Transmission of electricity and power lines Transmission of electricity and power lines
Transmission of electricity and power lines

There is no absolute certainty about the health effects of power lines

There is no absolute certainty about the health effects of power lines

Even directly below the power lines, electric and magnetic fields are rarely so strong as to cause immediate harm to people.

When the lowest conductors in a 400 kV power line are less than 10 metres from the ground, the strength of the electric field may be at maximum approximately 10 kV/m under the conductors. In such an intensive electric field, some people may feel skin sensations when the electric field makes the hairs of the skin vibrate. In addition, a spark discharge may occur when a person touches a metal object insulated from ground, such as a car’s metal body, under a transmission line. The spark discharge may cause pain at the discharge point, say, in a fingertip. Vibration of hairs of the skin and the spark discharge may feel uncomfortable, but they have not been found to be detrimental to health.

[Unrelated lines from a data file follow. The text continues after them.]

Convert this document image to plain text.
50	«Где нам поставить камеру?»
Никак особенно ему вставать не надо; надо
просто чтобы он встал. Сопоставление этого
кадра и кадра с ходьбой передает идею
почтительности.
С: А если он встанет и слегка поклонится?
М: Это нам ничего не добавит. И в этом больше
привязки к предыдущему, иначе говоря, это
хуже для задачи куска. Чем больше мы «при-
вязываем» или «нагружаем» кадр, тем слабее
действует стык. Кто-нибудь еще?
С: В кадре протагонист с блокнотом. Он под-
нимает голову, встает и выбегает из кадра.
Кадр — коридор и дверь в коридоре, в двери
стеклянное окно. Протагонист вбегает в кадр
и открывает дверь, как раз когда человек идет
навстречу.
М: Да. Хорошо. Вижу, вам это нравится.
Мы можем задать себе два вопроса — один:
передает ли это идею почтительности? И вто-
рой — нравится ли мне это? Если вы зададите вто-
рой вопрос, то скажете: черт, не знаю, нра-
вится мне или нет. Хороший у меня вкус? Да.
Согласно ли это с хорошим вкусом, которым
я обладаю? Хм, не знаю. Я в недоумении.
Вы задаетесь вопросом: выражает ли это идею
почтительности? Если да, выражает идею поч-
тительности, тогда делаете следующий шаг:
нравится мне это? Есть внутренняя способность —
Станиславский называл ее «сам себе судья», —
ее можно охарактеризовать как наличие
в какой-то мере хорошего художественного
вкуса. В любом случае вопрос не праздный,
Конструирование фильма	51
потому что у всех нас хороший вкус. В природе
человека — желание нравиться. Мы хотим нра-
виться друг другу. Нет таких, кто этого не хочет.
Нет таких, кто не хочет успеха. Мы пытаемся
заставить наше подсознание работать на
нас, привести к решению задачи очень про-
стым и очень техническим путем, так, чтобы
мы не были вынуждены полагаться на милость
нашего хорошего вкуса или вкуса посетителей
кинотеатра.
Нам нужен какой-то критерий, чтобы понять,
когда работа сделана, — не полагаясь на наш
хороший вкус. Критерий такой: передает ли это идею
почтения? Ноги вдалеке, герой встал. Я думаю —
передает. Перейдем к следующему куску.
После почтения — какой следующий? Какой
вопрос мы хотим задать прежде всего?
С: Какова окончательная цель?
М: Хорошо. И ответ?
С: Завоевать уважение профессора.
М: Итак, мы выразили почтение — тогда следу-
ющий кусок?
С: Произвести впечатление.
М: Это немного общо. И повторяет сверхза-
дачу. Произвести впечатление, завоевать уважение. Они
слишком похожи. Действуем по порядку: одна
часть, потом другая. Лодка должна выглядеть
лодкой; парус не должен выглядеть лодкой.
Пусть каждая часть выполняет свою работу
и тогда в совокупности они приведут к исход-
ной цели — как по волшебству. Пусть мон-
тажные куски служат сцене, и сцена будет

Magnetic fields do not cause immediate harm even under the largest transmission lines. Public exposure to the magnetic fields of transmission lines is much smaller than the action level of 200 µT set out in the Decree of the Ministry of Social Affairs and Health (1045/2018). The action level of the Decree protects from the immediate effects of a magnetic field. It is also suspected that long-term exposure to a power line magnetic field may cause health hazards. Over the past decades, some epidemiological studies have shown that children living near transmission lines have a slightly increased risk of leukaemia compared to the rest of the population. However, no causal connection has been established in the studies. The risk is estimated to increase slightly when children are exposed for a long time to a magnetic field with an average flux density of more than 0.4 μT.

Childhood leukaemia is a relatively rare disease, which means that studying it statistically is challenging. The explanatory mechanism for the phenomenon is unknown and the linkage to magnetic field exposure observed in epidemiological studies has not been confirmed by cell or animal tests. On the other hand, the result has been repeated in some independent studies since the late 1970s, and the finding has not been shown to be a statistical anomaly. On this basis, the International Agency for Research on Cancer (IARC) has classified low frequency magnetic fields as “possibly carcinogenic”. Exhaust gases, among other things, are classified in the same way. Other health hazards of long-term magnetic field exposure, such as adverse effects on adults, have not been observed in the studies. Long-term exposure to electric fields of power lines has not been identified as causing health hazards.

Comparing the 0.4 μT magnetic field to magnetic fields close to power lines and the population numbers in Finland, it can be estimated that less than one per cent of children’s leukaemia cases might be caused by the magnetic fields of transmission lines, if the leukaemia were a result of children's exposure to a magnetic field. This would mean about two additional cases in ten years.

Modern cardiac pacemakers do not probably become disturbed in the vicinity of power lines. However, it is advisable to be cautious with older cardiac pacemakers and ask instructions from the attending physician.